Trump is nothing but childish impulses: “I want this, and I want love, and make sure you respect me, and we should shoot bleach in our bodies.” It’s just unbelievable to me that he has followers. That’s my takeaway.

It seems like you’ve turned some of the disadvantages of a TV show, where action scenes are somewhat limited by budget and scale into a win writing-wise, I’m curious how much you thought about that and how you have used that to the advantage of the story here?

It comes from my network background. We’re a scrappy lot and I had to make, for instance, Supernatural, on a fraction of The Boys' budget, and I learned very early on, you can’t attempt something that you do not have the resources to pull off. You just have to be creative about what you see and don’t see and how does it look visually? Even though I have that sweet, sweet Amazon money to make The Boys, I still have that feeling where I’m always road testing, can we pull that off or not? For making a network show and making this show, the answer is always the same; double down on your characters.

I’m in the character business. Television is the character business. And my show will succeed if I can make you love my characters and be addicted to them. And conversely, my show will fail if I can’t. You could boil down all of television to that. It’s amazing how many times people forget that when they’re creating television shows.

How intentionally have you been referential to the current political and corporate world with The Boys in general, and, as you move forward into season three, are you more or less so?

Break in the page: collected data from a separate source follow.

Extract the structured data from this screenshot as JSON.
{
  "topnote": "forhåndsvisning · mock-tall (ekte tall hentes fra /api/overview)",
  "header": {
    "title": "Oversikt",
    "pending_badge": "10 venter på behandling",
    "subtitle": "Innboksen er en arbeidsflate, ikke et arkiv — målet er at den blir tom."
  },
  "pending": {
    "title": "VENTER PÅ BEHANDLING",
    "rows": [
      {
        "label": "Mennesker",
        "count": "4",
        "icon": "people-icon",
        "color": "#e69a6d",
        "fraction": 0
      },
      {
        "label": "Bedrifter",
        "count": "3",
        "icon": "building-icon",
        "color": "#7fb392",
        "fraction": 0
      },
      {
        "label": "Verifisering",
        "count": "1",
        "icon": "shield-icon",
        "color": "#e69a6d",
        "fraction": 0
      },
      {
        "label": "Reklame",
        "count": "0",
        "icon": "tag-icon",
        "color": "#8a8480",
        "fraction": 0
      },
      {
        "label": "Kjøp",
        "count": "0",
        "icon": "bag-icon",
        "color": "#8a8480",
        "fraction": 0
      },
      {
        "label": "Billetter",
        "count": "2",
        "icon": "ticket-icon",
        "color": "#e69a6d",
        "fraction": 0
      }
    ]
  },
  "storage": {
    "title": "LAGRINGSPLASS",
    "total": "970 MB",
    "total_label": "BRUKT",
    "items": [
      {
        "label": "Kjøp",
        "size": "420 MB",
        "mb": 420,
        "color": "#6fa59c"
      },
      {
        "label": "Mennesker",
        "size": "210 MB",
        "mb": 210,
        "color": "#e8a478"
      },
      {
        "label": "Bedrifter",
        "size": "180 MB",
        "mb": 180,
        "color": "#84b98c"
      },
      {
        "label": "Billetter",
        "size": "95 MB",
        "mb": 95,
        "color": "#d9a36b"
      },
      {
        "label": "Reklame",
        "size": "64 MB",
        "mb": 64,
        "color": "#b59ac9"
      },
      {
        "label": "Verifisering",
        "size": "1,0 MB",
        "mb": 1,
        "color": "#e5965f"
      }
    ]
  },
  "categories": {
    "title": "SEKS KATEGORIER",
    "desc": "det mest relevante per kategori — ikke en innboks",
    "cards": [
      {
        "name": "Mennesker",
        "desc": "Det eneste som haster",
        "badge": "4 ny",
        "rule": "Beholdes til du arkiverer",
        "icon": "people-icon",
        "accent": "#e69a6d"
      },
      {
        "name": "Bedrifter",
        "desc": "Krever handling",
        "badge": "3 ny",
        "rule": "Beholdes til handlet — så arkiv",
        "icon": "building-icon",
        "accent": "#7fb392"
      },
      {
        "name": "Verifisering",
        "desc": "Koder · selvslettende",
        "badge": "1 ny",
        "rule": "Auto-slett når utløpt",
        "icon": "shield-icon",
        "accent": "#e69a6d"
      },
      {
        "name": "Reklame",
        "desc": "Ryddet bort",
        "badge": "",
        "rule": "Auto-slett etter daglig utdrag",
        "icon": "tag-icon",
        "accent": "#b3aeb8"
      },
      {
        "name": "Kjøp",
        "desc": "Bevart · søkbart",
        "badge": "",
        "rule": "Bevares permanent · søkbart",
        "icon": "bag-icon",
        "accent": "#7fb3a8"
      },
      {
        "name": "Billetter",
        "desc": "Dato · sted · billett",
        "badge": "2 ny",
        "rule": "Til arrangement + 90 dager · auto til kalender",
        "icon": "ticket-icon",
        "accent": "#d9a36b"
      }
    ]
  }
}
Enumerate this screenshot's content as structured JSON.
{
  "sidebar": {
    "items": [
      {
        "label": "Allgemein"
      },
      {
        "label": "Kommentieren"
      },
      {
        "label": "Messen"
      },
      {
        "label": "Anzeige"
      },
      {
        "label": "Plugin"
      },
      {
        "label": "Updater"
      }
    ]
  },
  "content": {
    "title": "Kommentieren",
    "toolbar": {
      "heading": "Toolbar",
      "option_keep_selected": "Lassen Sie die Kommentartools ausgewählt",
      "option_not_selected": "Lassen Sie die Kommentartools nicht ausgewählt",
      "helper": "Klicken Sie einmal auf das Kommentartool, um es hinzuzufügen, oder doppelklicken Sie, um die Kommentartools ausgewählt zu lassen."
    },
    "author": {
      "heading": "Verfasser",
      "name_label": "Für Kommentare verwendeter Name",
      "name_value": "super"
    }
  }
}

We very intentionally and consciously talk about what’s going on in the world, and have from the very beginning. Basically, our formula is pretty simple—the writers will come in the morning and we’ll be angry about something that’s happening in the world or some injustice and my answer is always the same: let’s write about it and let’s figure out how to get it into the show satirically, so at least we can feel that we’re not completely helpless in the face of this fucking dystopia that we’re living in. It’s always been that way. It was sort of like in season one, we started thinking, we’re going to take the piss out of superheroes. I would say before we finished writing the first episode, we realized, “Oh, wait, this is about the intersection of celebrity and authoritarianism...”

Nice timing, by the way.

Right? I’ve been waiting my whole career to have that kind of zeitgeist timing. Once we realized we had it and we were defining the exact second we’re living in, we felt like we’d be crazy to not push that as far as it could ultimately go.

When you write on your own, outside the room, what is your private ritual? Do you have any weird idiosyncrasies?

My hours are very, very boring because I come from a Midwestern family in the scrap metal industry where you would go to work at nine and come home at five. So I write those hours. The idiosyncratic thing I do—it's not that crazy, but it really works—is that I never ever rewrite until I reach the end. Obviously, as I’m rereading things, there are a million problems that are occurring to me. I write each and every problem on a note card and put it to the corner of my desk, so I know that it exists and I thought of it. By the end of any script, I have a pile, literally this high, of problems. Then I start going through the problems and I start fixing them one at a time, but I do it as a whole.

That’s the first time I’ve heard that use for index cards. It must be satisfying when that finally...

Ooooh, yeah, dude! Tearing cards is the best! That is the best feeling in the world.